Résilience et cohésion sociale des territoires

Dans le Pays de Grasse, au moment de l'épidémie de covid-19, c'est vers l'ESS que s'est tournée la collectivité. « Nous avons pu nous appuyer sur cinquante acteurs différents pour fabriquer localement des masques en tissus recyclés pour notre territoire. Nous n'avons pas eu besoin de faire atterrir des avions remplis de masques fabriqués en Chine. C'est une traduction concrète de la façon dont l'ESS donne du sens aux choses », raconte Jérome Viaud.

À Marseille, Laurent Lhardit pense que l'ESS est essentielle à la cohésion sociale. Et par ricochet, à l'économie dans son ensemble. « On a bien vu combien les émeutes, les gilets jaunes ont posé problème aux acteurs de l'économie. La prospérité n'existe que dans la paix ». Des bienfaits difficiles à évaluer, alors même que l'évaluation est un enjeu important des politiques publiques.

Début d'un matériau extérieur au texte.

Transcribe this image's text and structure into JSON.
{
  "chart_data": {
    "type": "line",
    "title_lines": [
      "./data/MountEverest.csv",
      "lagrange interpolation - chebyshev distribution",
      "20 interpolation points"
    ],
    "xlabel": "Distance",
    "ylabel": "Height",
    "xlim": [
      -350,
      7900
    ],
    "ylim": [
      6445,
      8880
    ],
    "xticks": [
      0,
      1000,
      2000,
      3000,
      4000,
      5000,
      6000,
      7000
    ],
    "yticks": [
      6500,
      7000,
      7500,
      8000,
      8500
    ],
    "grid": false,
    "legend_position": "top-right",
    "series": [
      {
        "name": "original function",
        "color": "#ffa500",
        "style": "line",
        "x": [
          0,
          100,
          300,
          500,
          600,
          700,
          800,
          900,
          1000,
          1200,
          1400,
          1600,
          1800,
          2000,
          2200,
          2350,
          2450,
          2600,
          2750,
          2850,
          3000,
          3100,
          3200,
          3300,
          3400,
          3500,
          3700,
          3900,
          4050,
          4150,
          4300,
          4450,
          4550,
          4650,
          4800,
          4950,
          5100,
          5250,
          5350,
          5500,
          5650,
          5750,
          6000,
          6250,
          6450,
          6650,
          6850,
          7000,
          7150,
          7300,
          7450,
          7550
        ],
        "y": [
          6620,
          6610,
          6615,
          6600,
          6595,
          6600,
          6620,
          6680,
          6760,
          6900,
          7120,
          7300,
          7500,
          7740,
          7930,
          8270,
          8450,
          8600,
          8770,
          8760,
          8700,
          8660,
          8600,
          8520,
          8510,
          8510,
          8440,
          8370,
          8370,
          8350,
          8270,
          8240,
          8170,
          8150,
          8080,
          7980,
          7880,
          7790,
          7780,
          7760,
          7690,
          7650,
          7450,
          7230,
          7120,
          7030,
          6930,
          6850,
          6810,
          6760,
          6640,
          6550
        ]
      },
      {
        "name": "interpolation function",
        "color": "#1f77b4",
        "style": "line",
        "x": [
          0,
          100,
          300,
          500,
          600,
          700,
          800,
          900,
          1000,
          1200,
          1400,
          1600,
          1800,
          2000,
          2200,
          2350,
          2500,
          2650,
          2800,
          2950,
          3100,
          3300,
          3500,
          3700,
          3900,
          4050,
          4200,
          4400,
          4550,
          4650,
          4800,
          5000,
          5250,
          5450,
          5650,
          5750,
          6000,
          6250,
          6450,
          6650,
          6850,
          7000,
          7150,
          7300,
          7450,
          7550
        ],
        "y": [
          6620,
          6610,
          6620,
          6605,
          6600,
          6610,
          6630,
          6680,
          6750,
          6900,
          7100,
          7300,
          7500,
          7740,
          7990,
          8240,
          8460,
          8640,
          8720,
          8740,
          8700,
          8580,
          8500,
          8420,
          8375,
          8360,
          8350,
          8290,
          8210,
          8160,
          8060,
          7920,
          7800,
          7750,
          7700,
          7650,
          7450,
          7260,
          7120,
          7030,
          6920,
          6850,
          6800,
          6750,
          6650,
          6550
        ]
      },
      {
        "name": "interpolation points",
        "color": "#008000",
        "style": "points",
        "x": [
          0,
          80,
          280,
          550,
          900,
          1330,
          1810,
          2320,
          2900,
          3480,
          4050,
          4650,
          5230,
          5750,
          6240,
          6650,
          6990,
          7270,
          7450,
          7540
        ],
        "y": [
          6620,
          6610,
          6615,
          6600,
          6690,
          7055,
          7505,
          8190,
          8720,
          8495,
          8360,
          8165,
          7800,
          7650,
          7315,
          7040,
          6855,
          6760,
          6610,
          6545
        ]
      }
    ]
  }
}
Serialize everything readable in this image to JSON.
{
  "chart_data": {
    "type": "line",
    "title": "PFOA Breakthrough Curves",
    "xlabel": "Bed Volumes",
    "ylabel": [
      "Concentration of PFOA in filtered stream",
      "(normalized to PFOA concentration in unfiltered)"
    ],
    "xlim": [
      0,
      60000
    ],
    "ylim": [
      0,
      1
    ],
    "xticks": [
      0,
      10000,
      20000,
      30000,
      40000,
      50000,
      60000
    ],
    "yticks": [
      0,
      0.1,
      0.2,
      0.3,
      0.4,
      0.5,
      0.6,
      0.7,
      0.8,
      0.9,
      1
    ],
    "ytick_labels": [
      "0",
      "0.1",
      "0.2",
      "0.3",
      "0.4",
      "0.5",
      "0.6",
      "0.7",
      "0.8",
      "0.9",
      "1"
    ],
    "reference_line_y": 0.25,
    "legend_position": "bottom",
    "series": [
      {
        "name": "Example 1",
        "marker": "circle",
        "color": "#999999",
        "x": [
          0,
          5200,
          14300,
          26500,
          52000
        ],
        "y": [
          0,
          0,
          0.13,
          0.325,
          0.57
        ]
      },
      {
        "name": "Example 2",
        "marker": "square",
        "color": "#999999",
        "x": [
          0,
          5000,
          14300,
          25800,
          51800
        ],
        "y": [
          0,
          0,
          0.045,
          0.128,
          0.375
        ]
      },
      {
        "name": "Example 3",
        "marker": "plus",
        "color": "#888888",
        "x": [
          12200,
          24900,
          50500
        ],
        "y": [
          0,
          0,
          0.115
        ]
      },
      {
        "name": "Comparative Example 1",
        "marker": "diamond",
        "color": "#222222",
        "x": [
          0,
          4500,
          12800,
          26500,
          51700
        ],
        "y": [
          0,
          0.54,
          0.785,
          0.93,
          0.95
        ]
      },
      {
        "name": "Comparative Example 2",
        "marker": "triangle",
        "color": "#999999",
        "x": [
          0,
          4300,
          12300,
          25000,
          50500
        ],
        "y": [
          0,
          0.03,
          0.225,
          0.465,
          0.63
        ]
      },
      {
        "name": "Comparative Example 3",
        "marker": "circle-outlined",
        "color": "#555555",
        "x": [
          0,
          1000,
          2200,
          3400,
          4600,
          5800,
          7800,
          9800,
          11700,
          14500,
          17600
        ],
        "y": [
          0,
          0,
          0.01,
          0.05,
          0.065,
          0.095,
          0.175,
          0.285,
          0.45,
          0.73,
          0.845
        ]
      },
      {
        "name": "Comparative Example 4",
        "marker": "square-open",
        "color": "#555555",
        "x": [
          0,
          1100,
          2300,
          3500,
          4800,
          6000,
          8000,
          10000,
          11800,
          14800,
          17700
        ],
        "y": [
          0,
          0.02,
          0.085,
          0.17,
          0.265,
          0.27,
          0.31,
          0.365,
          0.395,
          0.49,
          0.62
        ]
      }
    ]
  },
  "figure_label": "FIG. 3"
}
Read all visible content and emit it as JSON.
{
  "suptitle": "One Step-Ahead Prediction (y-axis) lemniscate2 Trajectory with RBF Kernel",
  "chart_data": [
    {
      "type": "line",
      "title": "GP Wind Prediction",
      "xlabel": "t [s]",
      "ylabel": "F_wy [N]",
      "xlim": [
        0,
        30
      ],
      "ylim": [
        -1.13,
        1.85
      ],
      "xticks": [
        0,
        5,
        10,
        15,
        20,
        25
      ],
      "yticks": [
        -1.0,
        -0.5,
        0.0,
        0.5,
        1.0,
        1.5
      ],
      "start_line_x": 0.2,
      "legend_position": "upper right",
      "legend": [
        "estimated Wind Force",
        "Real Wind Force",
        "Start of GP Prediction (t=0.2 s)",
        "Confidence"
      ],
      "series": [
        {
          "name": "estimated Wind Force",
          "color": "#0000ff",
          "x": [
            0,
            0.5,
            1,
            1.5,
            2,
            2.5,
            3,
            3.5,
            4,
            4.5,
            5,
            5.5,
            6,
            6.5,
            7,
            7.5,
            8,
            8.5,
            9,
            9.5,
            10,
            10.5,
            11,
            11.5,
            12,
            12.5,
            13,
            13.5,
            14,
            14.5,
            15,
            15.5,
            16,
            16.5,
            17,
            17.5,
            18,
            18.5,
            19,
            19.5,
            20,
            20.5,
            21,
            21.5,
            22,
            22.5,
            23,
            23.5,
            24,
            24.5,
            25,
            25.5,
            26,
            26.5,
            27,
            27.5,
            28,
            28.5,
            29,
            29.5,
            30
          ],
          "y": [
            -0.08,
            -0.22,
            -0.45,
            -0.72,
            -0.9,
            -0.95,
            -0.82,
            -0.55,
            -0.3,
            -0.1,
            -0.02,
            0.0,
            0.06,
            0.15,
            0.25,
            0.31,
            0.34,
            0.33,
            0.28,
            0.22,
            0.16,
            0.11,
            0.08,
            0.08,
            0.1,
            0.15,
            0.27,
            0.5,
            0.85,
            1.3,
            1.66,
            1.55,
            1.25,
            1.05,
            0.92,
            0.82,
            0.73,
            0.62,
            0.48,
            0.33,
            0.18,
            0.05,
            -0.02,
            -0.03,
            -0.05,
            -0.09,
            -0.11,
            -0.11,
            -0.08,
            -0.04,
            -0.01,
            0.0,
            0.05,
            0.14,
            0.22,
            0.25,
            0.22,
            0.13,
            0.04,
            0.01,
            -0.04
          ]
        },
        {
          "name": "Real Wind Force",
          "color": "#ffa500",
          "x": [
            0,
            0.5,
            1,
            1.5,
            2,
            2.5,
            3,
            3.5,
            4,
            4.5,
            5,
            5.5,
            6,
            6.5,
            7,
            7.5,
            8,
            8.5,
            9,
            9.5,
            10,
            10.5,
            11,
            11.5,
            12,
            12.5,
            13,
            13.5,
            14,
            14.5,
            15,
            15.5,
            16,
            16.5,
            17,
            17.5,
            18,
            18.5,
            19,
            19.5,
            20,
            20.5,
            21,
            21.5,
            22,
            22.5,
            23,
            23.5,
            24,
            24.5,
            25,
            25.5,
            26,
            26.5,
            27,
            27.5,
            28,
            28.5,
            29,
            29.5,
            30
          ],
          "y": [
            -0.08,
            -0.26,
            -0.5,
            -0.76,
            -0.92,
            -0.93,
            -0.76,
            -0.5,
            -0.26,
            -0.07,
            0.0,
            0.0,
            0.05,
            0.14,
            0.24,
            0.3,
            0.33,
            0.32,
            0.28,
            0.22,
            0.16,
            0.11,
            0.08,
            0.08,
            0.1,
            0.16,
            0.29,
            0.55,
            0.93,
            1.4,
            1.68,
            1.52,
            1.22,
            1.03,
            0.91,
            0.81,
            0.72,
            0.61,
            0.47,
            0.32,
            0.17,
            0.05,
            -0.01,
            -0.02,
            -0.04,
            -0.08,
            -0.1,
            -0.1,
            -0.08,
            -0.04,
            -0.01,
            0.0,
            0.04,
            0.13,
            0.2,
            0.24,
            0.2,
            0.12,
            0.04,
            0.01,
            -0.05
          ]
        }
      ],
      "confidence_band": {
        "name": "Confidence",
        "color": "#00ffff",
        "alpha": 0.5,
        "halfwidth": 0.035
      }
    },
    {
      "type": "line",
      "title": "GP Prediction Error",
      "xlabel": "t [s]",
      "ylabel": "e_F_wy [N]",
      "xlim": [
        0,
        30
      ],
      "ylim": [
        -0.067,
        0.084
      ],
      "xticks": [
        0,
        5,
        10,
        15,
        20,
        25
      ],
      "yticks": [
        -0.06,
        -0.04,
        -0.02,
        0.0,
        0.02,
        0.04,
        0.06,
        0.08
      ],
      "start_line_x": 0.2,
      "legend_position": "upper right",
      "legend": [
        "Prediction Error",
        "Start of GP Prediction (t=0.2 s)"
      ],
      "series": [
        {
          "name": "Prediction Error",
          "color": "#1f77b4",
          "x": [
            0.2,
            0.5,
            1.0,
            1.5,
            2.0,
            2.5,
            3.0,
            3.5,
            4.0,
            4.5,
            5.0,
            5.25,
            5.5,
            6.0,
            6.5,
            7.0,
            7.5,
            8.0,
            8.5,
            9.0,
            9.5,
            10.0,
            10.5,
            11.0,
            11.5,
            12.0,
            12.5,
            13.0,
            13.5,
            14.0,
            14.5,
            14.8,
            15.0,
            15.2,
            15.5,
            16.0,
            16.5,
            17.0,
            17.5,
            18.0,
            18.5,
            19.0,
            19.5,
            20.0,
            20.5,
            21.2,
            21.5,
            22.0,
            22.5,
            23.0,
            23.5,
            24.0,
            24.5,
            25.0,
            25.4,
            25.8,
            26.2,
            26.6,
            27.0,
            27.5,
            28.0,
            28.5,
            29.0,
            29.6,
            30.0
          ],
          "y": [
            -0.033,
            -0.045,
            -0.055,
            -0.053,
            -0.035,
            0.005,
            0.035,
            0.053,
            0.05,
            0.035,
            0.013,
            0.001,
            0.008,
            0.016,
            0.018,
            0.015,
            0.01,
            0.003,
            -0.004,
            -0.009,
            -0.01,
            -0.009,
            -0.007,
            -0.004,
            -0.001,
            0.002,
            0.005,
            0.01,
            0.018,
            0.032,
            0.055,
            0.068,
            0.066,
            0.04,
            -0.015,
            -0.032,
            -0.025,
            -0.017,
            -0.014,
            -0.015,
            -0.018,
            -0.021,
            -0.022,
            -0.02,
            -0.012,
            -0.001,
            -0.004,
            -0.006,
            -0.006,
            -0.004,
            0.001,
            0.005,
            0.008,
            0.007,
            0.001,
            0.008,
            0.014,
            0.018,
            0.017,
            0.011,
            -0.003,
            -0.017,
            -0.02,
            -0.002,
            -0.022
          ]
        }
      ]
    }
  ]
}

Une économie très politique, mais qui peut dépasser la frontière entre gauche et droite

Alors, de gauche ou de droite l'ESS ? Si les grandes lois qui l'ont structurée ont été effectivement portées par la gauche, ceux qui la portent au niveau local estiment qu'il faut la sortir de ces carcans. « Je suis profondément de droite », assure Jérome Viaud. « Je pense que le mérite et la récompense de l'effort sont le socle de tout. Mais l'ESS offre aux territoires un supplément qui ne doit pas être capté par un camp politique ».

Il n'empêche, certains projets politiques pourraient mettre un coup d'arrêt à l'essor de l'ESS. C'est ce que craint Nadine Richez-Battesti : « Le risque de basculement de notre région à l'extrême droite est réel. Cela est très inquiétant pour l'ESS car si une politique publique est longue à structurer, elle peut être très rapide à découdre ». Avec toutes les conséquences économiques, sociales et sociétales que cela pourrait générer.

Inquiétude que partage le président de la Cress Provence-Alpes-Côte d'Azur, Denis Philippe. « L'ESS, ce sont les valeurs de la République, c'est-à-dire l'opposé de l'extrême droite ». Pour limiter les dégâts face à un tel scenario, il prône dès aujourd'hui un renforcement de l'ESS. Et plus particulièrement une plus grande indépendance accordée aux Cress, afin que celles-ci puissent en être les gardiennes.